You can target file extensions with css.

There. you heard it. FILE EXTENSIONS.

It works almost the same as targeting 'title', but you just target a link. Here's some example code for you to pine over:

a[href$=".pdf"] { background: url(/pdf.png ) no-repeat left center; padding: 10px 0 10px 40px; }

Which would give you a lovely little PDF icon next to every link that links to a PDF. Quite helpful!

What I didn't realise, is that I've actually seen the documentation for that type of style hundreds of times before, but never really understood what this meant:

E[foo$="bar"]

Apart from my childhood

It's like CSS science, I love it, E being the Element, foo being the attribute, $ being the type of selection you want to make and finally, bar in this case is the thing that foo$ ends with.

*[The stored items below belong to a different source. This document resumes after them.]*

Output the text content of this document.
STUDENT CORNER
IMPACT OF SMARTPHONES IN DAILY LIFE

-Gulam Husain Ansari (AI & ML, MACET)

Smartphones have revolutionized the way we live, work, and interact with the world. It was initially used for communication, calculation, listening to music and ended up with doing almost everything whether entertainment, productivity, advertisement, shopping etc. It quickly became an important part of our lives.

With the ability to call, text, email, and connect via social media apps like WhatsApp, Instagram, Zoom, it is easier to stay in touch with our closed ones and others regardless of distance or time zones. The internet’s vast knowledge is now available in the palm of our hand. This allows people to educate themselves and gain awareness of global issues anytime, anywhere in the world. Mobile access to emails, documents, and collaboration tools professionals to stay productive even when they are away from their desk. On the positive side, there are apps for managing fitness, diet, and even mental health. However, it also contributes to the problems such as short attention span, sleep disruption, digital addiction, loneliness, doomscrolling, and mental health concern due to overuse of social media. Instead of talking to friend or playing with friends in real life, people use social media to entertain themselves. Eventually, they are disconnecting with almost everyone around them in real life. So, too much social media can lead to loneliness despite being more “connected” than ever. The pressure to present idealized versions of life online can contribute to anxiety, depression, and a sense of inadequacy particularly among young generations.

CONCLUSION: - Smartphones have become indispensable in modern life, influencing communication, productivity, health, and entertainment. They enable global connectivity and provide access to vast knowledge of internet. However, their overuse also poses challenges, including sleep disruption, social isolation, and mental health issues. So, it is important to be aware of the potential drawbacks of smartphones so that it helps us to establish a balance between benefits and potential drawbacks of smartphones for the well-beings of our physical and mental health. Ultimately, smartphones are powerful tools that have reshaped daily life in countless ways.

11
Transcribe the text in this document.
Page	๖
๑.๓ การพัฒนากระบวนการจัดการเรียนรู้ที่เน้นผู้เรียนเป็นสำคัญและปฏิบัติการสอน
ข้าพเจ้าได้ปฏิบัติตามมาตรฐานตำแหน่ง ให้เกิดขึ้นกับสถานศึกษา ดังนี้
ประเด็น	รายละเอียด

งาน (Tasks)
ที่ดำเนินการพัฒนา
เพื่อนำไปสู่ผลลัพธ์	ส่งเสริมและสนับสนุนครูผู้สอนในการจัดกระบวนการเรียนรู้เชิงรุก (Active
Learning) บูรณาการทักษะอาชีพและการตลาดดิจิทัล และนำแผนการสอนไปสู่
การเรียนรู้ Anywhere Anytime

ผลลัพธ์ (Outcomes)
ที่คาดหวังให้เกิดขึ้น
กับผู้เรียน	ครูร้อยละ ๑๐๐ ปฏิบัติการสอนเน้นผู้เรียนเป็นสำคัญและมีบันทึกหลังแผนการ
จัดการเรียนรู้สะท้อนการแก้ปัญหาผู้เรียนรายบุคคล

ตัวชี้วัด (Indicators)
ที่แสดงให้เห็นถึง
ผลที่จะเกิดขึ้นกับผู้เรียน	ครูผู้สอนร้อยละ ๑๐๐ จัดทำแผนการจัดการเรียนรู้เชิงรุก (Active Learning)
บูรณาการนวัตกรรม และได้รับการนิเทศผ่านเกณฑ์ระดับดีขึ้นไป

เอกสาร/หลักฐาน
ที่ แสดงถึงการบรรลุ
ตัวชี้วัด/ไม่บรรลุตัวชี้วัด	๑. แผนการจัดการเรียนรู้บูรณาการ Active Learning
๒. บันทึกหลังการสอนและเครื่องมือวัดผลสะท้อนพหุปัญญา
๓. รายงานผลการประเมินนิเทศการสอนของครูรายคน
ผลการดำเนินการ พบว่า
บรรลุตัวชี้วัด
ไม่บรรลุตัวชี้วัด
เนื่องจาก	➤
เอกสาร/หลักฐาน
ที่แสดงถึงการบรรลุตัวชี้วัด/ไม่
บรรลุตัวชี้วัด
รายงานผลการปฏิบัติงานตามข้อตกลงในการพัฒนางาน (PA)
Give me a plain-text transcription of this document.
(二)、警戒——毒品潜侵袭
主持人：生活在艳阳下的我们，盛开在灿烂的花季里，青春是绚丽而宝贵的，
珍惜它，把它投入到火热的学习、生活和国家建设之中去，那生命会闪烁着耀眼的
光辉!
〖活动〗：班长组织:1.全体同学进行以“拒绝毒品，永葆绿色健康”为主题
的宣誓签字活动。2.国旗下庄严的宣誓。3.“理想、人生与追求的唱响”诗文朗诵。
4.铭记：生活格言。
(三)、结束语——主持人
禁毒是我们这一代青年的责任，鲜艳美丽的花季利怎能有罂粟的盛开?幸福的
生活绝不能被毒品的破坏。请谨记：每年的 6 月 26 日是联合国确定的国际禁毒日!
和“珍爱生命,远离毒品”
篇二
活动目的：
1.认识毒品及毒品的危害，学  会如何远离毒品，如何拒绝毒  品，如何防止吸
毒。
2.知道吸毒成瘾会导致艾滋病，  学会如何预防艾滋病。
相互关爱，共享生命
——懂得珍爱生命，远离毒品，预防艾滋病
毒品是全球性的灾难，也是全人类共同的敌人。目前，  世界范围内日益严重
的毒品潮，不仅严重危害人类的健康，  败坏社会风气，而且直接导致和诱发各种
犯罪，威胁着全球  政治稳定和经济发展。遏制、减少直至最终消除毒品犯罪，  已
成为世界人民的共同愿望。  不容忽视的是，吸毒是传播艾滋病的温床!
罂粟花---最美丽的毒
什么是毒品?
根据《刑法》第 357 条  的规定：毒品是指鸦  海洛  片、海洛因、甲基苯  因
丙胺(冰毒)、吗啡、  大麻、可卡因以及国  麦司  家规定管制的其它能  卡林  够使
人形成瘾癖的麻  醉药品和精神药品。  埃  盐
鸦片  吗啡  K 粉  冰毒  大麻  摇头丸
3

But It doesn't always have to END with bar, if you dig a little deeper, you'll find that you've got these suckers to play around with too!

E[foo='bar'], E[foo$='bar'], E[foo^=bar], and E[foo*='bar']

For those, remember this rule:

No Symbol means it's exact

^ means Starts with

$ means Ends with

* means contains it somewhere

I'll be having fun with this tomorrow!